Ancorché si richieda sempre, ai fini dell’ammissibilità del ricorso o delle singole doglianze, che l’atto introduttivo, come già accennato, indichi natura dei vizi denunziati, numero delle schede contestate e sezioni cui esse si riferiscono, è stato a più riprese affermato che nei giudizi elettorali “il principio della specificità dei motivi di censura e dell’onere della prova è da considerarsi attenuato […] in considerazione della peculiare situazione di (obiettiva) difficoltà in cui si trova il soggetto che ha interesse ad aggredire le operazioni elettorali illegittime, sulla base di semplici informazioni, pur formalmente dichiarate e acquisite agli atti del giudizio, ma necessariamente indiziarie” e, a tale stregua, si è concluso che “possono ritenersi ammissibili censure anche parzialmente generiche o che risultino poi affette da errata individuazione del fatto che ha provocato la determinazione illegittima”[22]. In sostanza, resterebbe preclusa la sola proposizione di ricorsi con finalità esplorative o, comunque, diretti a stimolare l’esercizio dei poteri istruttori da parte del giudice.

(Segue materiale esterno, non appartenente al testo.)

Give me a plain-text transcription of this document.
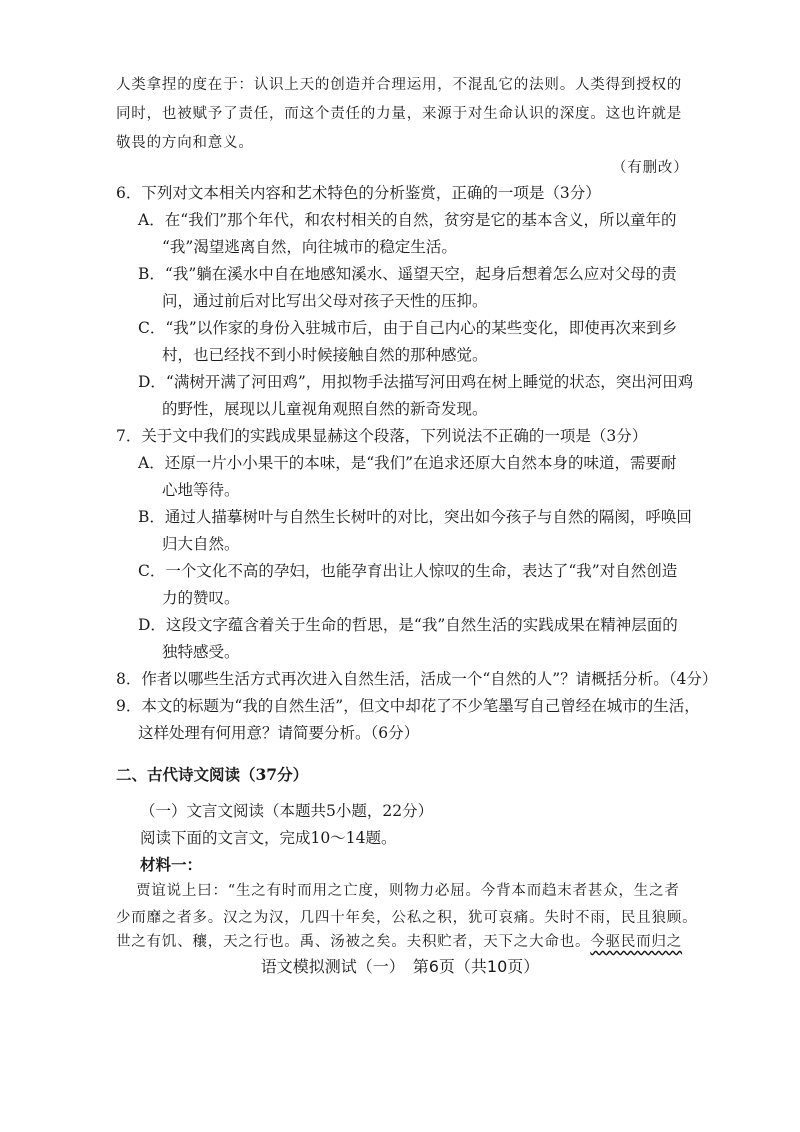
人类拿捏的度在于：认识上天的创造并合理运用，不混乱它的法则。人类得到授权的
同时，也被赋予了责任，而这个责任的力量，来源于对生命认识的深度。这也许就是
敬畏的方向和意义。
（有删改）
6．下列对文本相关内容和艺术特色的分析鉴赏，正确的一项是（3分）
A．在“我们”那个年代，和农村相关的自然，贫穷是它的基本含义，所以童年的
“我”渴望逃离自然，向往城市的稳定生活。
B．“我”躺在溪水中自在地感知溪水、遥望天空，起身后想着怎么应对父母的责
问，通过前后对比写出父母对孩子天性的压抑。
C．“我”以作家的身份入驻城市后，由于自己内心的某些变化，即使再次来到乡
村，也已经找不到小时候接触自然的那种感觉。
D．“满树开满了河田鸡”，用拟物手法描写河田鸡在树上睡觉的状态，突出河田鸡
的野性，展现以儿童视角观照自然的新奇发现。
7．关于文中我们的实践成果显赫这个段落，下列说法不正确的一项是（3分）
A．还原一片小小果干的本味，是“我们”在追求还原大自然本身的味道，需要耐
心地等待。
B．通过人描摹树叶与自然生长树叶的对比，突出如今孩子与自然的隔阂，呼唤回
归大自然。
C．一个文化不高的孕妇，也能孕育出让人惊叹的生命，表达了“我”对自然创造
力的赞叹。
D．这段文字蕴含着关于生命的哲思，是“我”自然生活的实践成果在精神层面的
独特感受。
8．作者以哪些生活方式再次进入自然生活，活成一个“自然的人”？请概括分析。（4分）
9．本文的标题为“我的自然生活”，但文中却花了不少笔墨写自己曾经在城市的生活，
这样处理有何用意？请简要分析。（6分）
二、古代诗文阅读（37分）
（一）文言文阅读（本题共5小题，22分）
阅读下面的文言文，完成10～14题。
材料一：
贾谊说上曰：“生之有时而用之亡度，则物力必屈。今背本而趋末者甚众，生之者
少而靡之者多。汉之为汉，几四十年矣，公私之积，犹可哀痛。失时不雨，民且狼顾。
世之有饥、穰，天之行也。禹、汤被之矣。夫积贮者，天下之大命也。今驱民而归之
语文模拟测试（一）　第6页（共10页）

In realtà, non è sempre facile valutare se il ricorso elettorale intenda, o meno, perseguire simili finalità, tanto più che lo svolgimento dell’attività istruttoria – come dimostra il primo grado di giudizio della vicenda in esame – spesso si rivela incompleto, impedendo all’organo giudicante un pieno accesso al fatto. Tale considerazione resta valida, ad avviso di chi scrive, sebbene la disciplina del procedimento elettorale, nel prevedere particolari forme di pubblicità delle operazioni, attribuisca un ruolo di controllo e di partecipazione ai candidati, ai rappresentanti di lista e, sia pure in forma più attenuata, agli elettori. Le contestazioni incentrate sulla deduzione a verbale delle pretese irregolarità nella valutazione delle espressioni di voto, in particolare, dovrebbero assicurare una forma di contraddittorio durante le operazioni elettorali e agevolare l’individuazione del materiale istruttorio nell’ottica di un eventuale ricorso giurisdizionale[23].
Il problema, a tacer d’altro, può essere in primo luogo rappresentato dall’ubicazione della competizione elettorale. Non si può infatti prescindere dalle connotazioni culturali, sociali ed economiche locali per valutare effettivamente la regolarità delle espressioni di voto. È questo, d’altro canto, il criterio impiegato dalla giurisprudenza per interpretare le disposizioni (v. in particolare l’art. 64 del d.P.R. n. 570/1960) concernenti la nullità dei voti contenuti in schede recanti scritture o segni idonei a rivelare la volontà dell’elettore di farsi riconoscere poiché “estranei alle esigenze di espressione del voto”, non trovando “ragionevoli spiegazioni nelle modalità con cui l’elettore ha inteso esprimere il voto stesso”[24].
Si deve, inoltre, considerare che la libera espressione dell’opinione del popolo sulla scelta dei propri rappresentanti – di cui si rinviene traccia sia nell’art. 48 Cost.[25], sia negli artt. 39 della Carta di Nizza e 3 del I Protocollo addizionale alla Cedu[26] – ha reso dirimente, come criterio esegetico, il favor voti “che restringe l’applicazione della sanzione di nullità in limiti rigorosi, trovando la propria ratio nella necessità di garantire il rispetto della volontà espressa dal corpo elettorale e di assicurare a tutti gli elettori di effettuare le loro scelte e, quindi, anche a coloro che non siano in grado di apprendere e di osservare appieno le istruzioni ai fini dell’espressione di voto”[27].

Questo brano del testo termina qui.